You should use a scanline and the unpack struct function with Python/GDAL. The scanline/struct method depends on fmttypes and their values can be supplied in a dictionary. For testing my answer I prepared a little raster of 29 rows x 29 columns and selected a region of 9 x 9 pixels in the arbitrary position (xoff,yoff) = (5,7). I registered manually the values in the 9 x 9 data matrix:

(1669, 1666, 1661, 
1670, 1667, 1665, 
1672, 1671, 1669)

and their selected statistics (mean, median, minimun, maximun) were tested with the results of the next code at the Python Console Editor of QGIS:

from osgeo import gdal
import struct
import numpy as np
layer = iface.activeLayer()
provider = layer.dataProvider()
fmttypes = {'Byte':'B', 'UInt16':'H', 'Int16':'h', 'UInt32':'I', 'Int32':'i', 'Float32':'f', 'Float64':'d'}
path= provider.dataSourceUri()
dataset = gdal.Open(path)
band = dataset.GetRasterBand(1)

BandType = gdal.GetDataTypeName(band.DataType)

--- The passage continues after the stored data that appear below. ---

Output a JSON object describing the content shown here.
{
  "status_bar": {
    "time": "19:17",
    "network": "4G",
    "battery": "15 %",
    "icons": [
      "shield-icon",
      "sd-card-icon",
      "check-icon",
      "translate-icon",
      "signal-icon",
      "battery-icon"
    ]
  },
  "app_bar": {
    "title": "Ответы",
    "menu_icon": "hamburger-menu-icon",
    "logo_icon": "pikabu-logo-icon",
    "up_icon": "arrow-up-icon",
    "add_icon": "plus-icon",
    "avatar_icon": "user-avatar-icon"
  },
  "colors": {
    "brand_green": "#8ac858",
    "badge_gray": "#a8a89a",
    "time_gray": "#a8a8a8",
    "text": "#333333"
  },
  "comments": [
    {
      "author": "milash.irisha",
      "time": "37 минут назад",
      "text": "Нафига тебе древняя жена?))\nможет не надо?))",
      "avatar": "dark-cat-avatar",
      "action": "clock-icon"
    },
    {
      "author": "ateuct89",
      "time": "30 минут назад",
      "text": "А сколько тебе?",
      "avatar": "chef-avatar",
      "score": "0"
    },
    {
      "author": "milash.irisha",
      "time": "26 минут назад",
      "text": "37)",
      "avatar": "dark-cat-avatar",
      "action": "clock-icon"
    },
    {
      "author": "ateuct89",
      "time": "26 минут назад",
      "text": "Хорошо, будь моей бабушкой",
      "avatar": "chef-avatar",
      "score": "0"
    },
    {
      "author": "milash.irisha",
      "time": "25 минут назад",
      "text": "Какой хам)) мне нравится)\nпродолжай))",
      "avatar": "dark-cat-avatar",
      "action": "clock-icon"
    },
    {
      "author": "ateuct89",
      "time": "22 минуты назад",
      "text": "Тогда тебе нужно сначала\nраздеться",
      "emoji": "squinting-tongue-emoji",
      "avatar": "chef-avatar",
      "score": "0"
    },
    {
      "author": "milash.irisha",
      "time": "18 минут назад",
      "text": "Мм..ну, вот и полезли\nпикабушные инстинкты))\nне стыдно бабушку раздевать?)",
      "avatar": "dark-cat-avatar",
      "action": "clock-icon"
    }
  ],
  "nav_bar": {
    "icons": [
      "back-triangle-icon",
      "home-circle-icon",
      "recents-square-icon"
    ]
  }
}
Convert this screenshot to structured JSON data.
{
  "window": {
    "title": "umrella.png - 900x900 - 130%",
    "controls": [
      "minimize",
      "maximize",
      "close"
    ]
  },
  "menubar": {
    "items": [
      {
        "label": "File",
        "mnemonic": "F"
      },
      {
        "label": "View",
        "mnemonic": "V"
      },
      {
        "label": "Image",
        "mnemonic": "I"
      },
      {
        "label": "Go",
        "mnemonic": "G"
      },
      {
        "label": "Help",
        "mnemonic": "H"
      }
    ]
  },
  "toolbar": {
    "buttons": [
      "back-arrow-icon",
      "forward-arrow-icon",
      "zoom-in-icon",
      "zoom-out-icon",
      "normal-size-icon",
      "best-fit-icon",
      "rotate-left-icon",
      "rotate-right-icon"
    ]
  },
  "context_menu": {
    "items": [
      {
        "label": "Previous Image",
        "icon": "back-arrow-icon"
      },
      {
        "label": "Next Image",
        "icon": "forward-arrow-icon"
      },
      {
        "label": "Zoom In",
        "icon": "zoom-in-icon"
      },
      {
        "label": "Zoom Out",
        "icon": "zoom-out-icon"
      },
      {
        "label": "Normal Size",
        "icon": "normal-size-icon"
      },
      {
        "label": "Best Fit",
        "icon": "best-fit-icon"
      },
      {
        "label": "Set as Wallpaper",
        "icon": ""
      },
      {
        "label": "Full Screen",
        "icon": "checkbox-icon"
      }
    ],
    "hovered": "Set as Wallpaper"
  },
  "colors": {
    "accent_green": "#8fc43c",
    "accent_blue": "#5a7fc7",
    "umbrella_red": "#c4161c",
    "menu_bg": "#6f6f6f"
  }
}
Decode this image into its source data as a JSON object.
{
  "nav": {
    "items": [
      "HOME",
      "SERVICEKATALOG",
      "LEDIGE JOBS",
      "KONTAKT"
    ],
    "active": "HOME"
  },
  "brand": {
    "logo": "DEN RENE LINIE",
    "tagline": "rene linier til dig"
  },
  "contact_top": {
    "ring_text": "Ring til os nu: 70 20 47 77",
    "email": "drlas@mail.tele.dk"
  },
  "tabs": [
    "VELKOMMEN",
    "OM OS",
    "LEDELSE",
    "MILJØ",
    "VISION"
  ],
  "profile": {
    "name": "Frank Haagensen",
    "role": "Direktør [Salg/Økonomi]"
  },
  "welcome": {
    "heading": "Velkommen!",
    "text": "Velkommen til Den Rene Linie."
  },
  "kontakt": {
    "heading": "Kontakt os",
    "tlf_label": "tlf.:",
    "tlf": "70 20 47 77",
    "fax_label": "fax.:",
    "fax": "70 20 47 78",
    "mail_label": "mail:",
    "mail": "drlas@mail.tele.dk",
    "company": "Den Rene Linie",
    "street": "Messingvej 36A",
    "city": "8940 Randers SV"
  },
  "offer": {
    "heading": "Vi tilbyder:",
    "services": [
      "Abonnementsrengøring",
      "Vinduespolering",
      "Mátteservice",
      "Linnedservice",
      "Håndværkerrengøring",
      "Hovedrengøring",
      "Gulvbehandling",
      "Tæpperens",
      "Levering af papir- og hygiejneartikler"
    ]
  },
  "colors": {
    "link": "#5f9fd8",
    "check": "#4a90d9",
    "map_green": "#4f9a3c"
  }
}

scanline = band.ReadRaster(5, 7, 3, 3, 3, 3, band.DataType)
values = struct.unpack(fmttypes[BandType] * 9, scanline)

print values
print "mean = ", np.mean(values)
print "median = ", np.median(values)
print "min = ", np.min(values)
print "max = ", np.max(values)

dataset = None

The results were the following:

(1669, 1666, 1661, 1670, 1667, 1665, 1672, 1671, 1669)
mean =  1667.77777778
median =  1669.0
min =  1661
max =  1672

and the statistics coincided. For complete information on format specifiers of 'ReadRaster' function see the Python GDAL documentation.